I believe that counselling and self-help are overrated, but both helped me to a limited degree. I found
I Ain’t Much Baby, But I’m All I’ve Got
by self-help pioneer Jess Lair to be helpful. It’s sadly out of print but widely available used. The biggest gem out of Lair’s book is a question: Do you have five friends? Lair said that if you have more than that, your friendships aren’t very deep. If you have fewer than that, you’re putting too much burden on them. With an inner circle of five or so, the burden seems to be about right.

But when that’s not enough, counselling helps. The problem with counselling is that sometimes people rely too much on it, or solely on it. Often people have issues they need help resolving. Sometimes that means just listening and offering a few suggestions and sometimes it means re-enacting traumatic experiences in order to finish up some unfinished business. It’s work. But it can be helpful, if you’re willing to do the work. But depression is a complex, multifaceted problem, so a one-pronged attack won’t be very effective. Remember the basic difference between a psychologist and a psychiatrist: Psychologists can’t prescribe medicine, and psychiatrists don’t do a whole lot of counseling. Both are aware of the work of the other, and an honest practitioner of either profession ought to know the limits and know when you need the other. But you may have to ask when it’s time to see the other. Human beings tend to get overconfident in the abilities of the tools they have.

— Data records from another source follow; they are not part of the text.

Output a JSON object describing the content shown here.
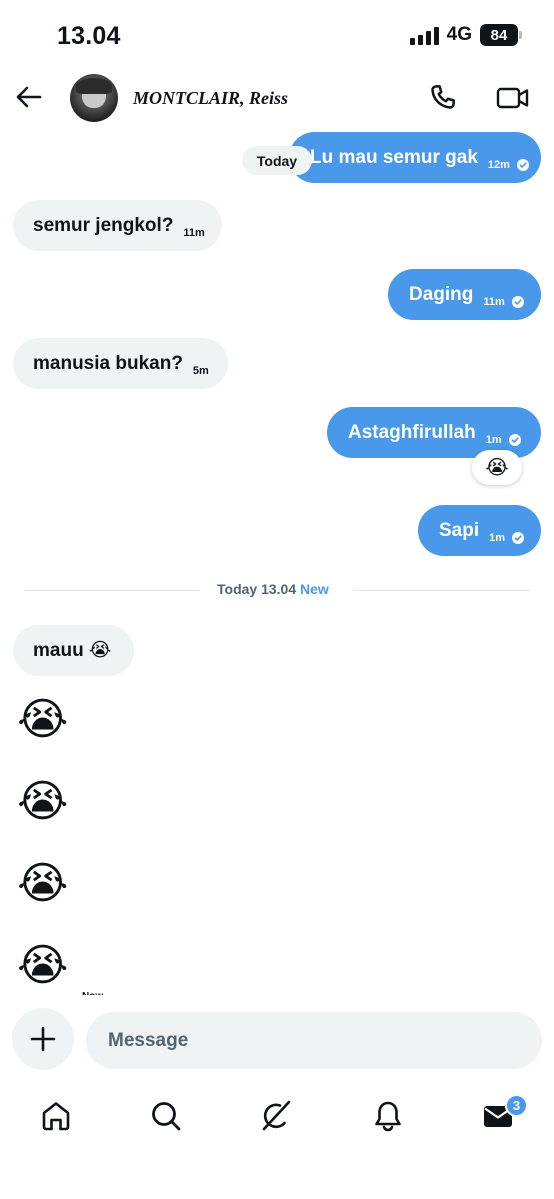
{
  "status_bar": {
    "time": "13.04",
    "network": "4G",
    "battery": "84"
  },
  "header": {
    "contact_name": "MONTCLAIR, Reiss"
  },
  "today_chip": "Today",
  "messages": [
    {
      "side": "sent",
      "text": "Lu mau semur gak",
      "time": "12m",
      "status": "read"
    },
    {
      "side": "received",
      "text": "semur jengkol?",
      "time": "11m"
    },
    {
      "side": "sent",
      "text": "Daging",
      "time": "11m",
      "status": "read"
    },
    {
      "side": "received",
      "text": "manusia bukan?",
      "time": "5m"
    },
    {
      "side": "sent",
      "text": "Astaghfirullah",
      "time": "1m",
      "status": "read",
      "reaction": "😭"
    },
    {
      "side": "sent",
      "text": "Sapi",
      "time": "1m",
      "status": "read"
    }
  ],
  "divider": {
    "label": "Today 13.04",
    "new_label": "New"
  },
  "new_messages": [
    {
      "side": "received",
      "text": "mauu 😭"
    },
    {
      "side": "received",
      "text": "😭"
    },
    {
      "side": "received",
      "text": "😭"
    },
    {
      "side": "received",
      "text": "😭"
    },
    {
      "side": "received",
      "text": "😭"
    }
  ],
  "truncated_label": "Now",
  "composer": {
    "placeholder": "Message"
  },
  "bottom_nav": {
    "items": [
      {
        "icon": "home-icon"
      },
      {
        "icon": "search-icon"
      },
      {
        "icon": "grok-icon"
      },
      {
        "icon": "bell-icon"
      },
      {
        "icon": "mail-icon",
        "badge": "3"
      }
    ]
  },
  "colors": {
    "accent": "#4a98e9",
    "bubble_received": "#eff3f4",
    "text": "#0f1419",
    "muted": "#536471"
  }
}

Finally, there’s a spiritual aspect. Virtually everything I’ve ever read says you should believe in something. If you’ve ever had any exposure to Christianity, read the books of Luke and John (they’re not terribly long–read a chapter a day and you’ll be through both of them in two months) in a modern, readable translation. You can read them for free at bible.crosswalk.com. For readability, I recommend the New Living Translation. It plays really fast and loose with the translation sometimes, but the point isn’t to make you a Bible scholar–it’s to present the words of Jesus in understandable fashion. Or you can read an out-of-print modern blending of the four Gospels by Charles Templeton titled simply Jesus, online, for free.

Last night I told someone it’s healthier to be an atheist than it is to be in a cult, but it’s healthier to believe in something than nothing. I’m a Christian and make no bones about it. If you’re a not a Christian and you believe something else and you’re struggling with depression, then my advice to you if you’re not really practicing is to get serious. And if you find it’s not helping you, try Christianity.

No single thing will conquer depression for you. But the combination of diet and nutrition, counseling, and spirituality can be potent. Pills are a brute-force approach, and after watching my friend’s bad experience, frankly I believe they ought to be the thing you go to when the other things don’t work, not the thing you go to before trying the others. I know they work because I’ve seen them work, but if anything, the other things can make them more effective, and if you can get by without pumping man-made chemicals into your system, that’s a very good thing, and I don’t think anyone will disagree with that.